In 2015, a bipartisan Congress secretly pilfered the Social Security Trust Fund and transferred billions to prop up the depleted Disability Insurance Trust Fund by changing two laws: file-and-suspend and restrictive application. These changes affect a majority of baby boomers near retirement. Retirement planning is not a do-it-yourself activity. You need to engage a financial advisor who has real knowledge of the Social Security system to maximize your benefits. Qualifying for Social Security benefits seems easy enough to understand if you’re a W2 employee or self-employed taxpayer. To qualify for Social Security, you need 40 quarters of wages subject to Social Security payroll taxes. That’s just 10 working years, which seems like a low entry point into the program. But Social Security benefits are based on the average of the highest 35 years of earnings. That’s the real number, a number you need to become acquainted with.
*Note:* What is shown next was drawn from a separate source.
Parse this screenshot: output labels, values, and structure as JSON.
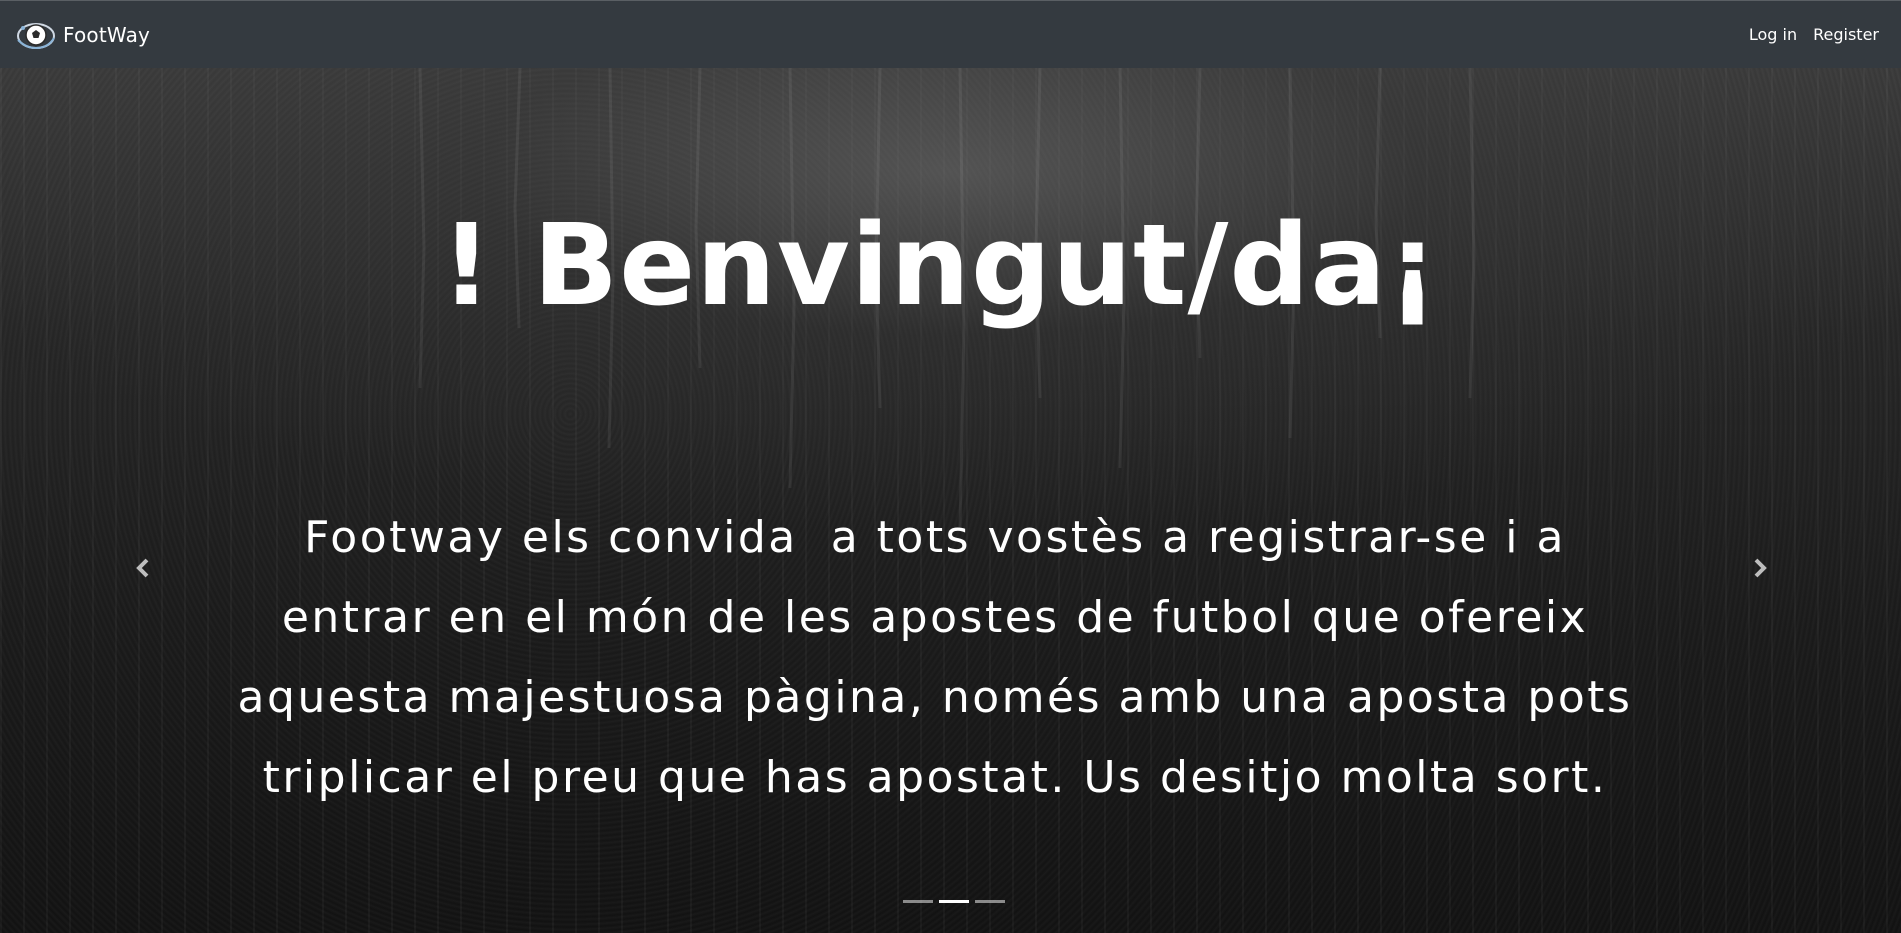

There are several life scenarios you have experienced that may motivate you to work longer to achieve a better average of the highest 35 years of earnings. Perhaps when you were younger, you worked a low-paying job for years or there were years where you earned little to nothing. Those periods of low or no earnings can drag down your average and negatively impact your lifetime benefits. If you’re living on your investment portfolio, investment income is not counted as wages. If fact, capital gains, government benefits, inheritances and annuity or pension income are not characterized as wages and are not eligible for payroll taxes. Watch the interview with investment advisor representative Dan Stockemer addressing Social Security. http://rightonthemoneyshow.com/social-security-manage-your-benefits-dan-stockemer/
The qualified retirement plan quandary propagates the theory that during your golden years, you’re in a lower tax bracket than your working years. There is a growing movement among economists tax brackets will remain equal or experience an increase due to government deficits. But even if your ordinary income tax bracket is lower when qualified plan income is distributed, it will be used to calculate whether your Social Security benefits are taxed as well. The complexities of the provisional income test can be mind numbing, and it only gets worse when you have to compute taxation on Social Security benefits.